GrEStG 1983 § 4 Nr. 1

 

Gründe

I.

Streitig ist, ob der Beklagte (das Finanzamt = FA) zu Recht keine Steuerbefreiung nach § 4 Nr. 1 Grunderwerbsteuergesetz (GrEStG) gewährt hat.

Mit notariell beurkundetem Erbbaurechtsvertrag vom 21. Dezember 1992 bestellte der Landkreis X der Klägerin (Klin), eine Körperschaft des öffentlichen Rechts mit Sitz in, auf die Dauer von 30 Jahren ein Erbbaurecht an einer Teilfläche des Grundstücks Y

In dem Erbbaurechtsvertrag heißt es auszugsweise wie folgt:

„B

I. Für dieses Erbbaurecht gelten die Bestimmungen der Erbbaurechtsverordnung. Hiernach wird das auf dem Grundstück bereits stehende Altenheim Bestandteil dieses Erbbaurechts.

IV. Erbbauzins

Der Erbbauzins wird auf jährlich 75.000 DM festgesetzt und zwar ohne Rücksicht auf das genaue Messungsergebnis. Er erhöht sich jeweils nach 10 Jahren um jeweils 10.000 DM, somit zum 1. Januar 2003 auf 85.000 DM und zum 1. Januar 2013 auf 95.000 DM. Er ist jeweils zum 1.7. eines Jahres, erstmals zum 1.7.1993, zur Zahlung fällig.

V. Der Erbbauberechtigte ist verpflichtet das bestehende Alten- und Pflegeheim in eigener Verantwortung als Grundversorgungseinrichtung nach dem Selbstkostenprinzip weiterzuführen. Die vorhandenen Heimbewohner sind unter Übernahme der gekündigten Heimverträge zu übernehmen und zu betreuen ... Der Erbbauberechtigte darf die vorhandenen Gebäude nur als Alten- und Altenpflegeheim weiterbetreiben; eine andere Nutzung ist nicht gestattet.

VII. Sonstige Vereinbarungen

Der Grundstückseigentümer ist verpflichtet, dem Erbbauberechtigten für die Jahre 1993, 1994 und 1995 jeweils zum 1.1. im voraus einen Zuschuß in Höhe von jeweils 350.000 DM zu den Betriebskostendefiziten zu gewähren.

C. Kosten

Der Erbbauberechtigte erklärt, daß er das Erbbaugrundstück ausschließlich zum Betrieb eines Alten- und Altenpflegeheimes verwendet. Er beantragt daher Befreiung von der Grunderwerbsteuer.”

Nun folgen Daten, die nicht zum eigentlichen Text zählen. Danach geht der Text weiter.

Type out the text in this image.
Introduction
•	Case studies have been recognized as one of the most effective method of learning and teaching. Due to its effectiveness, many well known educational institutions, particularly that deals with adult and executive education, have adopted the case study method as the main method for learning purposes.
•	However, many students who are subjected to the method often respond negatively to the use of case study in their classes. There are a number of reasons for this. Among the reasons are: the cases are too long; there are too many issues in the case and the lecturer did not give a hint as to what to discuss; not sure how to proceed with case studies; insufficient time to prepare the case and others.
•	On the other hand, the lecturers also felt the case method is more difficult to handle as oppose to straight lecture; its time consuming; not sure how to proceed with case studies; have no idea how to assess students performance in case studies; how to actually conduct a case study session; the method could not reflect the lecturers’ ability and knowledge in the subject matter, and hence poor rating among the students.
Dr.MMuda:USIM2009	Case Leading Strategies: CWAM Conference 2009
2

Das FA sah die Voraussetzungen für eine Steuerbefreiung nach § 4 Nr. 1 GrEStG nicht als gegeben an und setzte demgemäß mit Grunderwerbsteuerbescheid vom 20. September 1994 gegen die Klin Grunderwerbsteuer in Höhe von 24.367 DM fest. Als Bemessungsgrundlage ermittelte es dabei den kapitalisierten Erbbauzins in Höhe von 1.218.395 DM.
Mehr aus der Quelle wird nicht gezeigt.